Matthew 12:9–21: Jesus’ effrontery of healing on the Sabbath is drawing more than mere annoyance among the Pharisees. He asks them if a sheep falls into a pit on the sabbath whether they would rescue it, answering his own question, “will you not lay hold of it and lift it out?” (11) He then points out “How much more valuable is a human being than a sheep!” (12) and heals the man. At this point Matthew makes his first overt statement that the goal of the Pharisees is to conspire and figure out “how to destroy him.” (14)
Jesus does not hang around to find out what the Pharisees will do, and “he departed.” But the crowds follow and “he cured all of them,” (15). Jesus instructs those who have been healed “not to make him known,” (16) which I will take as don’t reveal where he is located. As we know, those efforts were rarely successful.
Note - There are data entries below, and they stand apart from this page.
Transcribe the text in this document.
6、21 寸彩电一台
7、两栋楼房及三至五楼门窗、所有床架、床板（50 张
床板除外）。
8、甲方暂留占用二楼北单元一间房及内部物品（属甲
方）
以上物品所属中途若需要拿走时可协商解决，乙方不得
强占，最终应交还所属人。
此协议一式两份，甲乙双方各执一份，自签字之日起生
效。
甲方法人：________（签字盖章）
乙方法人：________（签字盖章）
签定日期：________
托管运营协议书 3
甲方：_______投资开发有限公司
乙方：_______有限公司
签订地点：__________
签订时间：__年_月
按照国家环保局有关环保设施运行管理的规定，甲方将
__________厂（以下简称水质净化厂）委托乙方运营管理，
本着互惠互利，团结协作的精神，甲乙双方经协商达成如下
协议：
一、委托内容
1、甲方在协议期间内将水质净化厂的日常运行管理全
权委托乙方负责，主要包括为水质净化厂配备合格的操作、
A clear subtext here is that Jesus is here to bring succor to the poor and diseased, but that compassion is forbidden because it breaks the rules. No question that this is an example to us: that we are to bring compassion no matter what officialdom may say. We too may break the rules, always remembering his words, “How much more valuable is a human being than a sheep!”
That Jesus is forced to hide is a signal that another prophecy has been fulfilled by Jesus as Matthew quotes form Isaiah: “I will put my Spirit upon him,/ and he will proclaim justice to the Gentiles.” (18) And then again, “until he brings justice to victory./ And in his name the Gentiles will hope.” (21) Now Matthew is speaking directly to the Gentiles in his audience. He is telling his readers pretty clearly that Jesus will be rejected and eventually killed by the Jewish religious authorities, but that the Gentiles will also be playing a crucial role in the story. But more importantly he is telling them that Jesus’ healing power is for them as well.